A company that rents digital message boards to schools said it has removed a series of slides featuring Boris Johnson after complaints from parents.
The slides, showing a brief biography of Johnson – including one stating “He wants to unite the UK” – were raised in the House of Commons by Stella Creasy, the Labour MP for Walthamstow, in north-east London, after parents in her constituency complained on social media about seeing the images at a local primary school.
Phil Austin, the chief executive of Anomaly, the company that rents the 2 metre high displays to schools in England and Wales, said the slides were uploaded at the start of the month.
“We’re operating in thousands of schools and we’ve never had a complaint about content until today,” said Austin, who added the slides had now been deleted.
The displays allow schools to broadcast their own announcements and videos for pupils and parents, while the company provides general interest content, such as informational videos on yoga, mental health and chickenpox.
The cause of the controversy were three slides, out of nine, featuring Johnson, which Austin estimated would have appeared on screen for only 15 seconds.
One slide reads: “He has made promises about public services” and: “He has promised to put more money into schools, more money into the NHS and 20,000 police officers back on the streets.”
Another slide says: “He wants to unite the UK” with a union jack in the background.
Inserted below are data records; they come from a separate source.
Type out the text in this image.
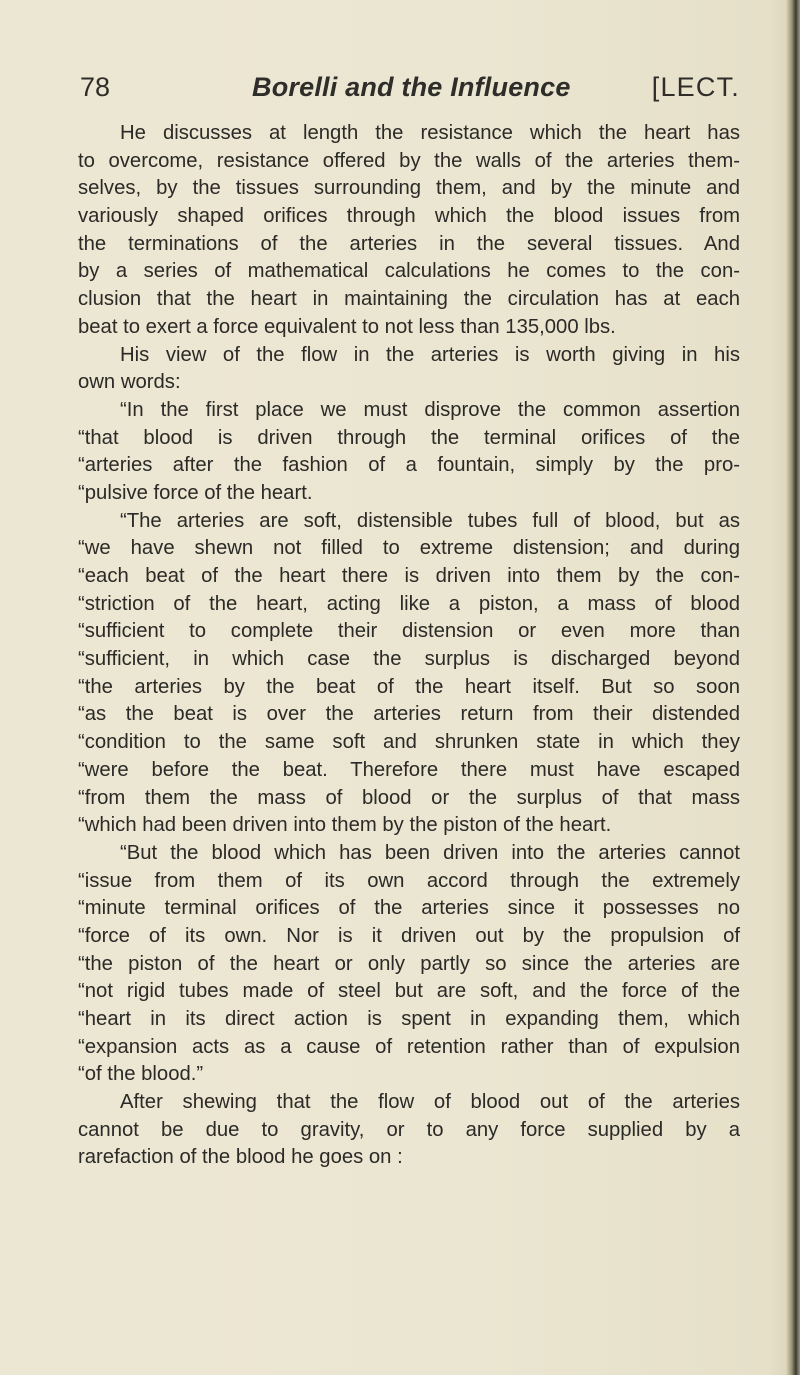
78	Borelli and the Influence	[LECT.
He discusses at length the resistance which the heart has
to overcome, resistance offered by the walls of the arteries them-
selves, by the tissues surrounding them, and by the minute and
variously shaped orifices through which the blood issues from
the terminations of the arteries in the several tissues. And
by a series of mathematical calculations he comes to the con-
clusion that the heart in maintaining the circulation has at each
beat to exert a force equivalent to not less than 135,000 lbs.
His view of the flow in the arteries is worth giving in his
own words:
“In the first place we must disprove the common assertion
“that blood is driven through the terminal orifices of the
“arteries after the fashion of a fountain, simply by the pro-
“pulsive force of the heart.
“The arteries are soft, distensible tubes full of blood, but as
“we have shewn not filled to extreme distension; and during
“each beat of the heart there is driven into them by the con-
“striction of the heart, acting like a piston, a mass of blood
“sufficient to complete their distension or even more than
“sufficient, in which case the surplus is discharged beyond
“the arteries by the beat of the heart itself. But so soon
“as the beat is over the arteries return from their distended
“condition to the same soft and shrunken state in which they
“were before the beat. Therefore there must have escaped
“from them the mass of blood or the surplus of that mass
“which had been driven into them by the piston of the heart.
“But the blood which has been driven into the arteries cannot
“issue from them of its own accord through the extremely
“minute terminal orifices of the arteries since it possesses no
“force of its own. Nor is it driven out by the propulsion of
“the piston of the heart or only partly so since the arteries are
“not rigid tubes made of steel but are soft, and the force of the
“heart in its direct action is spent in expanding them, which
“expansion acts as a cause of retention rather than of expulsion
“of the blood.”
After shewing that the flow of blood out of the arteries
cannot be due to gravity, or to any force supplied by a
rarefaction of the blood he goes on :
A third shows a picture of MPs in the House of Commons debating chamber, with the caption: “Brexit was supposed to happen on 29th March 2019 but politicians have been unable to agree a deal on the best way to do it” and: “He [Johnson] promised Brexit would be done.”
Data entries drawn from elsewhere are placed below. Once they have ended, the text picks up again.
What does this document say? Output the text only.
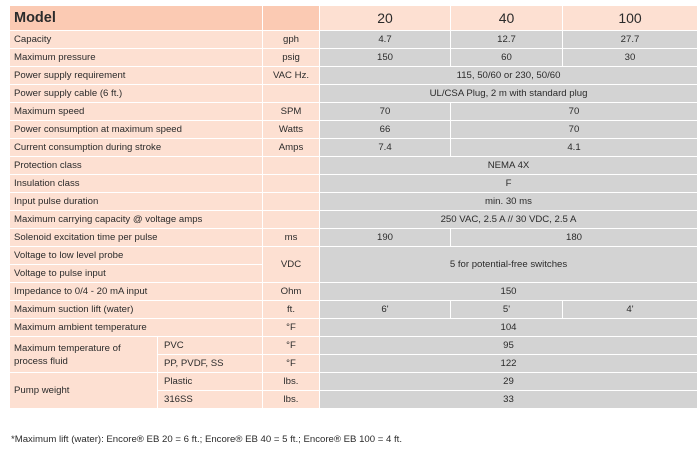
Model			20	40	100
Capacity		gph	4.7	12.7	27.7
Maximum pressure		psig	150	60	30
Power supply requirement		VAC Hz.	115, 50/60 or 230, 50/60		
Power supply cable (6 ft.)			UL/CSA Plug, 2 m with standard plug		
Maximum speed		SPM	70	70	
Power consumption at maximum speed		Watts	66	70	
Current consumption during stroke		Amps	7.4	4.1	
Protection class			NEMA 4X		
Insulation class			F		
Input pulse duration			min. 30 ms		
Maximum carrying capacity @ voltage amps			250 VAC, 2.5 A // 30 VDC, 2.5 A		
Solenoid excitation time per pulse		ms	190	180	
Voltage to low level probe		VDC	5 for potential-free switches		
Voltage to pulse input					
Impedance to 0/4 - 20 mA input		Ohm	150		
Maximum suction lift (water)		ft.	6'	5'	4'
Maximum ambient temperature		°F	104		
Maximum temperature of process fluid	PVC	°F	95		
	PP, PVDF, SS	°F	122		
Pump weight	Plastic	lbs.	29		
	316SS	lbs.	33		
*Maximum lift (water): Encore® EB 20 = 6 ft.; Encore® EB 40 = 5 ft.; Encore® EB 100 = 4 ft.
Austin said the series also included a slide showing anti-Brexit protests which stated that “not everybody” agrees with Johnson. Another slide showed Johnson when he was famously stuck on a zip wire, captioned: “People have many different views about Boris Johnson because of his political views, plans for Brexit, personality, dress sense and past behaviour.” Austin said the series also showed other prime ministers, including John Major.
Austin said his company had been inundated with media inquiries since the images appeared on social media, and he apologised for causing distress.
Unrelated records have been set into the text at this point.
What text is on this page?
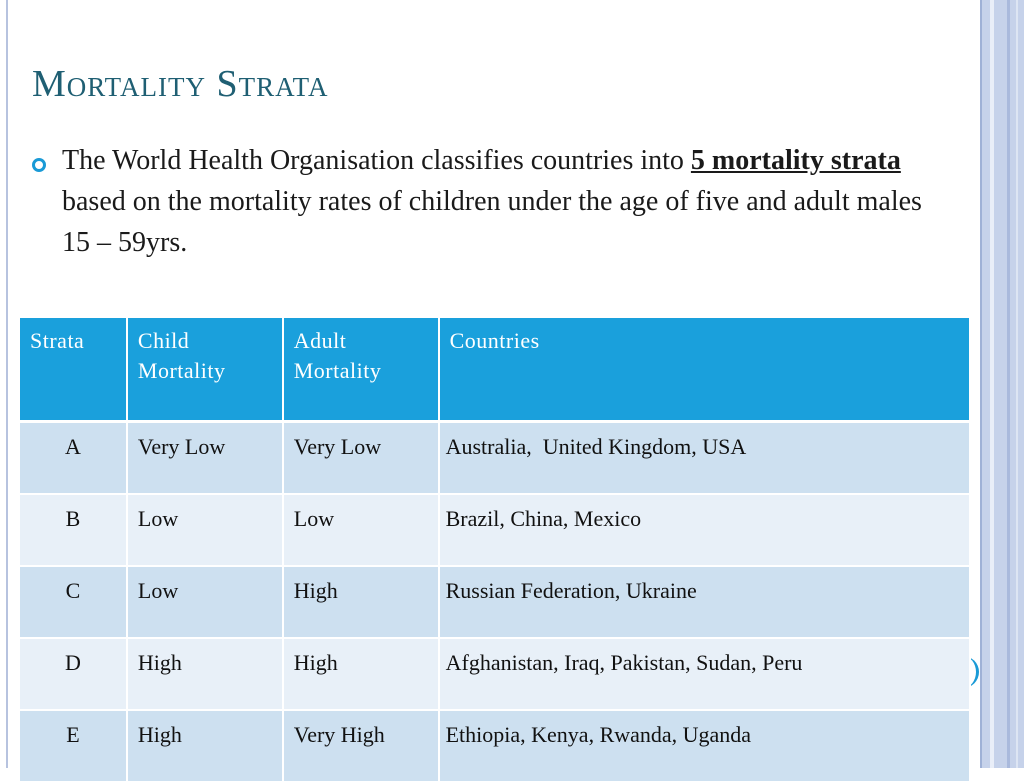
Mortality Strata
The World Health Organisation classifies countries into 5 mortality strata based on the mortality rates of children under the age of five and adult males 15 – 59yrs.
Strata	Child Mortality	Adult Mortality	Countries
A	Very Low	Very Low	Australia,  United Kingdom, USA
B	Low	Low	Brazil, China, Mexico
C	Low	High	Russian Federation, Ukraine
D	High	High	Afghanistan, Iraq, Pakistan, Sudan, Peru
E	High	Very High	Ethiopia, Kenya, Rwanda, Uganda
“I’d like to say that describing the prime minister as not popular with everybody, with anti-Brexit protests in the background, is not pro-Brexit,” said Austin, who said he had “no interest” in politics and did not vote in the 2016 referendum.
On Wednesday evening, after the Commons reconvened following the supreme court decision that prorogation was unlawful, Creasy asked Johnson: “Given the amount of money this government is spending on Brexit adverts, can he at least reassure Walthamstow residents that in this instance it wasn’t his doing? And give his personal pledge that our primary schools will remain Brexit propaganda-free zones?”
Johnson replied: “Obviously the honourable lady is bringing me news about the schools in her constituency.”
Anomaly’s websites said the displays had been “instrumental in helping schools improve their Ofsted grading”. The company lists their benefits as “engaging pupils to understand fundamental British values” and “safeguarding children from extremism and radicalisation”, two areas under scrutiny by Ofsted and the Department for Education in England.
Austin said the service in schools did not show adverts or use paid content. The government said it had no involvement with the slides.